You won't hear the stupid comments from Romney like "You didn't make that..." and "the private sector is doing just fine.." as we did from Obama. Obama has no real idea how to working with the business & economic community and they seem to have largely ignored him.
I wouldn't call HC a Ponzi scheme, and it's not a right. It's a service.
The problem is the republican's won't tax them simply because they are the ones who line their pockets with campaign money.
So, the republican's look elsewhere to get that money and now it's the elderly. This same kind of republican logic just happened in Michigan.

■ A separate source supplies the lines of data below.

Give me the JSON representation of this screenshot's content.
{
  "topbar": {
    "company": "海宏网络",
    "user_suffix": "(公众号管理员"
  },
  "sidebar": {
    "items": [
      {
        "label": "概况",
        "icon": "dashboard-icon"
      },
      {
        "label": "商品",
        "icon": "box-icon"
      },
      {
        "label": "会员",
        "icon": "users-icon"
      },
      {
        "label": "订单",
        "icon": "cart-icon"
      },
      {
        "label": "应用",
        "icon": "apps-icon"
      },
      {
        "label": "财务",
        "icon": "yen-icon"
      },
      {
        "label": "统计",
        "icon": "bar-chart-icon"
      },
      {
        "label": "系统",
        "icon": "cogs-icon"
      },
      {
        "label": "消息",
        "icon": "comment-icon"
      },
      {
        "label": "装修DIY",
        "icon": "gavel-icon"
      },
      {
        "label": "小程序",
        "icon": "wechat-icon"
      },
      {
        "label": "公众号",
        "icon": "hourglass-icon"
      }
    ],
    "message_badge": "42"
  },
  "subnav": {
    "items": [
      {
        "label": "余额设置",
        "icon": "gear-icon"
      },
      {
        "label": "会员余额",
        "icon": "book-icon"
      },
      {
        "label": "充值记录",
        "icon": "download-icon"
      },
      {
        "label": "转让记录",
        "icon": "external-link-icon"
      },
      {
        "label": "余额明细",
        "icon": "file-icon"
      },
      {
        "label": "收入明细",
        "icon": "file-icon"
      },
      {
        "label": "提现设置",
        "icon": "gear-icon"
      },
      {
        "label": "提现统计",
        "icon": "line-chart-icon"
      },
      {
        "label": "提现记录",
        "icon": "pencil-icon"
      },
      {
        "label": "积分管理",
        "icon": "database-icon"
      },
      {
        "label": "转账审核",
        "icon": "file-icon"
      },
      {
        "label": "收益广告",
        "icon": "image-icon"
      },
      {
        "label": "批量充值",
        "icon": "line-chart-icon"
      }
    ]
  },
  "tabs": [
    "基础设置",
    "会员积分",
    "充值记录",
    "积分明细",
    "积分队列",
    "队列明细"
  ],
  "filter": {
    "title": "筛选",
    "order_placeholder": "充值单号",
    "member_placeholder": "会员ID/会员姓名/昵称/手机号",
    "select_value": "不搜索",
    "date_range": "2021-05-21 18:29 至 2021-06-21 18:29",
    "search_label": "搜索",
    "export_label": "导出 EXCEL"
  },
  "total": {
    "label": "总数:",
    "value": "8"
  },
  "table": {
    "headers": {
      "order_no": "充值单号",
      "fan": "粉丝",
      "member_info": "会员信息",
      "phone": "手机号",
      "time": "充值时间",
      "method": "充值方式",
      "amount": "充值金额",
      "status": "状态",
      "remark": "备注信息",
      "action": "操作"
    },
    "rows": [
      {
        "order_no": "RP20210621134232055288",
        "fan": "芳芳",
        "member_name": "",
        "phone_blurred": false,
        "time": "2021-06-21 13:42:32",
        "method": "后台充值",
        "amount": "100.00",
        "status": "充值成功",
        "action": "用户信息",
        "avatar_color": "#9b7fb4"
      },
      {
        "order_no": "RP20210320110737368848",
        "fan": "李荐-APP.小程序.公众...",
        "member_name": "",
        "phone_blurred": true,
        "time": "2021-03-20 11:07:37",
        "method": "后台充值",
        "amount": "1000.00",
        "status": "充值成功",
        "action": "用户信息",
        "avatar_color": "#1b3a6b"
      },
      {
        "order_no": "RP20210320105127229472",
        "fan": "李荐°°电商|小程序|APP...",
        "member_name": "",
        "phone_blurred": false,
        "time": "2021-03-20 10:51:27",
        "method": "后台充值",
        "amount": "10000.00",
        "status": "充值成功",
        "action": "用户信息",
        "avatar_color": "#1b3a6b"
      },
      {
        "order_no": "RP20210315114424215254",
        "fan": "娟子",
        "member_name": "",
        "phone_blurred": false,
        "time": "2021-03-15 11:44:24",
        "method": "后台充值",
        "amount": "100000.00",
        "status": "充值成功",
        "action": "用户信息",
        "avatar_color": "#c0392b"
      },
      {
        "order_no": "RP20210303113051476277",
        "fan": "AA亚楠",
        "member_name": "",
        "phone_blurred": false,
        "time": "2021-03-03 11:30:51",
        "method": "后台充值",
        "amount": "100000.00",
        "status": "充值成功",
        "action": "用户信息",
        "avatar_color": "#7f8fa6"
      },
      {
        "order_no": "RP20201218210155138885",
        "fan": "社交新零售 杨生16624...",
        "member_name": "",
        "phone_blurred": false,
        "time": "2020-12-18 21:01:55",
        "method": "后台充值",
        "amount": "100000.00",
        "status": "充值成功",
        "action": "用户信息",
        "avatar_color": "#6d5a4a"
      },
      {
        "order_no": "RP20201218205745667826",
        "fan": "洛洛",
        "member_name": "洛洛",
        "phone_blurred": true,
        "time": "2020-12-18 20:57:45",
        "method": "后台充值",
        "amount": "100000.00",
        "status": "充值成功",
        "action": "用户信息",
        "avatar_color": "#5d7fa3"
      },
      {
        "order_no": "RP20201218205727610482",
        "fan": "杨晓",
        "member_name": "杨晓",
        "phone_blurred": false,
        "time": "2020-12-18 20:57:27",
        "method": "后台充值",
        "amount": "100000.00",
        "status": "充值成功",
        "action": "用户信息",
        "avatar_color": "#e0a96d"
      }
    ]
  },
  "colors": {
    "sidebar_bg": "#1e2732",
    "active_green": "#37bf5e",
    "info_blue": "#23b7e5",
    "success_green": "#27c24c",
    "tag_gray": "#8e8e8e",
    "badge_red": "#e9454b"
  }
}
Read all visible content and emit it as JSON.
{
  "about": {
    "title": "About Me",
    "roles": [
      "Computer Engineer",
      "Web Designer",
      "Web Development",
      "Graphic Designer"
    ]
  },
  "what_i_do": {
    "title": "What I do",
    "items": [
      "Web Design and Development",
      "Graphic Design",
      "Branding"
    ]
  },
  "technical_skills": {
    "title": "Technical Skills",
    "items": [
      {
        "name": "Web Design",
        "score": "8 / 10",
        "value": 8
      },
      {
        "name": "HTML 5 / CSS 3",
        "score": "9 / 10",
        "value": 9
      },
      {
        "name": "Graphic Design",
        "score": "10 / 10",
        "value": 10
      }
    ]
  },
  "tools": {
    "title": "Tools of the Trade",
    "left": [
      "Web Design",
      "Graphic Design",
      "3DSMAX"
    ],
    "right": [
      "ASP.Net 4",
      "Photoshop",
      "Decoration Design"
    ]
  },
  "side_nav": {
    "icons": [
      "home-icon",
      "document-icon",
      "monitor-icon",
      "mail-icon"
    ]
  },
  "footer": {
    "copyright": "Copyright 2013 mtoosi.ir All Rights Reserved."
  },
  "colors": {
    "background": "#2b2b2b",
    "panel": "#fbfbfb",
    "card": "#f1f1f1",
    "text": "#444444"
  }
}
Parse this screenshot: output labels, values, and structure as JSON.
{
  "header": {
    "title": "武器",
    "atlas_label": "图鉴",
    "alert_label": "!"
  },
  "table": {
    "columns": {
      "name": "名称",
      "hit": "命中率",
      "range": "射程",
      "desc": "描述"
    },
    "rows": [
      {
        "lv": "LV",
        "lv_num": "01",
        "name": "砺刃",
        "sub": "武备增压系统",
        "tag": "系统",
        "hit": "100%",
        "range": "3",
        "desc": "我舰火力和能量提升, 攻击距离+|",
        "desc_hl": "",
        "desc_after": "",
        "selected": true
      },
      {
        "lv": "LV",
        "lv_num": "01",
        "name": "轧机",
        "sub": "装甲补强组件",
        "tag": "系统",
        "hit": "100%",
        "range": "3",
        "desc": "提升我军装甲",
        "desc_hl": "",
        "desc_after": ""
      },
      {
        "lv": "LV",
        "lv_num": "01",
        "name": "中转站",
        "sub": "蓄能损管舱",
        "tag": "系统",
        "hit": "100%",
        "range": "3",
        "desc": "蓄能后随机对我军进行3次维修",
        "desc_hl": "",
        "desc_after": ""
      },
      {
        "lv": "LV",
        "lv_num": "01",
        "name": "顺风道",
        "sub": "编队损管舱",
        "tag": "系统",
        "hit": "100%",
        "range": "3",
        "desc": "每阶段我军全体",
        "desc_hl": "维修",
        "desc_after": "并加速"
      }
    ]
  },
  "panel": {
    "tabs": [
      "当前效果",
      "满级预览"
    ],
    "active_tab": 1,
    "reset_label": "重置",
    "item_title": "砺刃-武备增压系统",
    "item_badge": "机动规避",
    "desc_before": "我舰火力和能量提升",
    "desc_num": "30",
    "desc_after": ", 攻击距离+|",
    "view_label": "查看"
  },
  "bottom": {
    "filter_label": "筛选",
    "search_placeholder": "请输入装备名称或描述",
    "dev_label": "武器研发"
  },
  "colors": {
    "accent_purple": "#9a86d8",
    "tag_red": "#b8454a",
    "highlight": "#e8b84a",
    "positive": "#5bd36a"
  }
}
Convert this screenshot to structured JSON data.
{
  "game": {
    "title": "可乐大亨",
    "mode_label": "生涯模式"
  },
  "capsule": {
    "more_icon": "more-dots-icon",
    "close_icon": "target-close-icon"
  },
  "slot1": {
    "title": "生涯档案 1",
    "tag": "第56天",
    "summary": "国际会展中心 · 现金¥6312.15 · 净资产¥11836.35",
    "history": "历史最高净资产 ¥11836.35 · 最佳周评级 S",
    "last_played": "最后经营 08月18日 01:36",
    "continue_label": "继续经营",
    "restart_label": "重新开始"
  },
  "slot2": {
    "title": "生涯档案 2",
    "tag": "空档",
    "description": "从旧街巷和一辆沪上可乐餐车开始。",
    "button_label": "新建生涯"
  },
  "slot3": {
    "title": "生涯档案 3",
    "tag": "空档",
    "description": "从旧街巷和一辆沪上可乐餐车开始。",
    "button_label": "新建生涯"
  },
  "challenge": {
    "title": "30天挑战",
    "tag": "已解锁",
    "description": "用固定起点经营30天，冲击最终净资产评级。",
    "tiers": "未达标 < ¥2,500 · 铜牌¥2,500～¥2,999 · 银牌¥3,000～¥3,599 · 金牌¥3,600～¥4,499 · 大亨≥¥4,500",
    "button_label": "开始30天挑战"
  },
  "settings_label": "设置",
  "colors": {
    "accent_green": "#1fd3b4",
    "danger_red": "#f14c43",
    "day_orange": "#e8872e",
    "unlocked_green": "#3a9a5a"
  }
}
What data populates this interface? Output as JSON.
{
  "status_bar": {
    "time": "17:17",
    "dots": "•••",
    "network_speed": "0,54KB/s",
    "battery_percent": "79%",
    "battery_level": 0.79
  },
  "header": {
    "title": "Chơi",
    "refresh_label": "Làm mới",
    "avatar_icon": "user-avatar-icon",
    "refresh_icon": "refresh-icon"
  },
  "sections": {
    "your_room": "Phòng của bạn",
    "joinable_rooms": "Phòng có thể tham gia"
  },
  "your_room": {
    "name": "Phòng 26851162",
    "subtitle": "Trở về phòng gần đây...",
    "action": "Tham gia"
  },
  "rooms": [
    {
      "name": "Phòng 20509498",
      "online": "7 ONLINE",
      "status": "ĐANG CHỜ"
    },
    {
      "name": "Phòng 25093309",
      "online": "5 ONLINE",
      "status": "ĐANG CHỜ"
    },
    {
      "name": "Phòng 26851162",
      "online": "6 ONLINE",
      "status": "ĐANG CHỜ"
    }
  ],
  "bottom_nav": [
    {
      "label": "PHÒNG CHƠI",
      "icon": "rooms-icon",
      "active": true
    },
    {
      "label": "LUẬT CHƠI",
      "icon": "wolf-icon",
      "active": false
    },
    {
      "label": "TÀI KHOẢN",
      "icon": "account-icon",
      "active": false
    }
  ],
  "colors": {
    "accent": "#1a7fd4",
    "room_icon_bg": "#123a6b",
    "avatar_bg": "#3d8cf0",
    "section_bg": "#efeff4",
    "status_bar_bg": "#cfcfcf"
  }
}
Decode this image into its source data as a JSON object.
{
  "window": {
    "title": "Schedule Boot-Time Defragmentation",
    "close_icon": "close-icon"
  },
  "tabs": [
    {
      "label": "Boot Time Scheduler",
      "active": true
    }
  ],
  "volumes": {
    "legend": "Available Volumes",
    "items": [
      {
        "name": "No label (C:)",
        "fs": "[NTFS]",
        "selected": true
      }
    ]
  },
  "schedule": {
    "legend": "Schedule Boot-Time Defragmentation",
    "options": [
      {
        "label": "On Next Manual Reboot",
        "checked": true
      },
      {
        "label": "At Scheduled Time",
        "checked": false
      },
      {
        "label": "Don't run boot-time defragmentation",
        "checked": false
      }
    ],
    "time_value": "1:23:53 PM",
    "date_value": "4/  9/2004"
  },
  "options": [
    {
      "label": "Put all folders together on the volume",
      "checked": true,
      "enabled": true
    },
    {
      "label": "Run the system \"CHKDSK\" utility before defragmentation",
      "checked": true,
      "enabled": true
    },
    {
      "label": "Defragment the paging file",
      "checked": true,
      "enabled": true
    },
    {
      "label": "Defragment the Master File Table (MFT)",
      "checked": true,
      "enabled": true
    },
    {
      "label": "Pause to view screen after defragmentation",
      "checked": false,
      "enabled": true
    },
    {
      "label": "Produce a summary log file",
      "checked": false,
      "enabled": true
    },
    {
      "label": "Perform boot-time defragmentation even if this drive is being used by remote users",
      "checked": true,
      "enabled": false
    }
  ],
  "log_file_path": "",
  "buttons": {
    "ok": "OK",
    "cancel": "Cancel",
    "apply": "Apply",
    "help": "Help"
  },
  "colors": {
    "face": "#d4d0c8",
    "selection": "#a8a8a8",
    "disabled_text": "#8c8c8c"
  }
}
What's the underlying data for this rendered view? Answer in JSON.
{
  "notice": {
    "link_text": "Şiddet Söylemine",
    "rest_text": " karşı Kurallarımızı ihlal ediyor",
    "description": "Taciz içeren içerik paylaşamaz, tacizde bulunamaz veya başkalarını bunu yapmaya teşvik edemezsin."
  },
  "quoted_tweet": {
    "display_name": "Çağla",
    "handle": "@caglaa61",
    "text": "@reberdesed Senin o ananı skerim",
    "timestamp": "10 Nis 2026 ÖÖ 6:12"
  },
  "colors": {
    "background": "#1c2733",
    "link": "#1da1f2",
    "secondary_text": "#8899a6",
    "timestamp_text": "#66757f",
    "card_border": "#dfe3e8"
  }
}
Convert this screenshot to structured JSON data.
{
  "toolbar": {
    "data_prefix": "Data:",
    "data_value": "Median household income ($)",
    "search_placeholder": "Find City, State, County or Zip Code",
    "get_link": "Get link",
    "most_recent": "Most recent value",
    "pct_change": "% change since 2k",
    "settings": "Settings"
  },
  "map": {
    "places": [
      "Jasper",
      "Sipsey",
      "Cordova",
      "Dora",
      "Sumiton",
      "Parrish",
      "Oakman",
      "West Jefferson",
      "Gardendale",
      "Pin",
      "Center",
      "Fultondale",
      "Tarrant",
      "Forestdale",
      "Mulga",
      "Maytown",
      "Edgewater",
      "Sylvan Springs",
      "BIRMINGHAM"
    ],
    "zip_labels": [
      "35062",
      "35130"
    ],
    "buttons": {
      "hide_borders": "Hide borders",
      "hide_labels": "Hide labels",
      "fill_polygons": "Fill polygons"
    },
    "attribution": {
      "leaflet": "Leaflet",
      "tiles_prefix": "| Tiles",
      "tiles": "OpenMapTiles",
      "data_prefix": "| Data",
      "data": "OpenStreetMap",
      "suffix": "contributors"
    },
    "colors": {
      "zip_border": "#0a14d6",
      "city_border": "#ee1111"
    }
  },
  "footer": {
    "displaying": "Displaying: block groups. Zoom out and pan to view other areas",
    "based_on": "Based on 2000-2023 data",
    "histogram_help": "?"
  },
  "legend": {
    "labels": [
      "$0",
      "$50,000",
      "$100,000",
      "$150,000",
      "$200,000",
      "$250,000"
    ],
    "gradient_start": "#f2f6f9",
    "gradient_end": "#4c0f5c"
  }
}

Gov. Synder and the republican majority recently passed a bill to eliminate the small business tax.
Then to make up for that loss of revenue and to balance the budget, they state taxed the elderly's pensions. Same republican policy, cater to the 1% and take it out on someone in the 99%
Synder said that passing this bill would create jobs and in all fairness the elderly should pay state taxes.
Well, Michigan's unemployment rate has risen, so where are the jobs the republicans said were going to be created? And now, the elderly get to pay taxes for business'es that they don't even own.
If R & R do get elected and make changes to medicare, the retiree's in Michigan are going to get hit very hard and won't be able to make ends meet with taxes and health care costs.
And what about the rest of America's retiree's? How are they going to create enough jobs to help all of these people that they will force back into the workforce to make ends meet?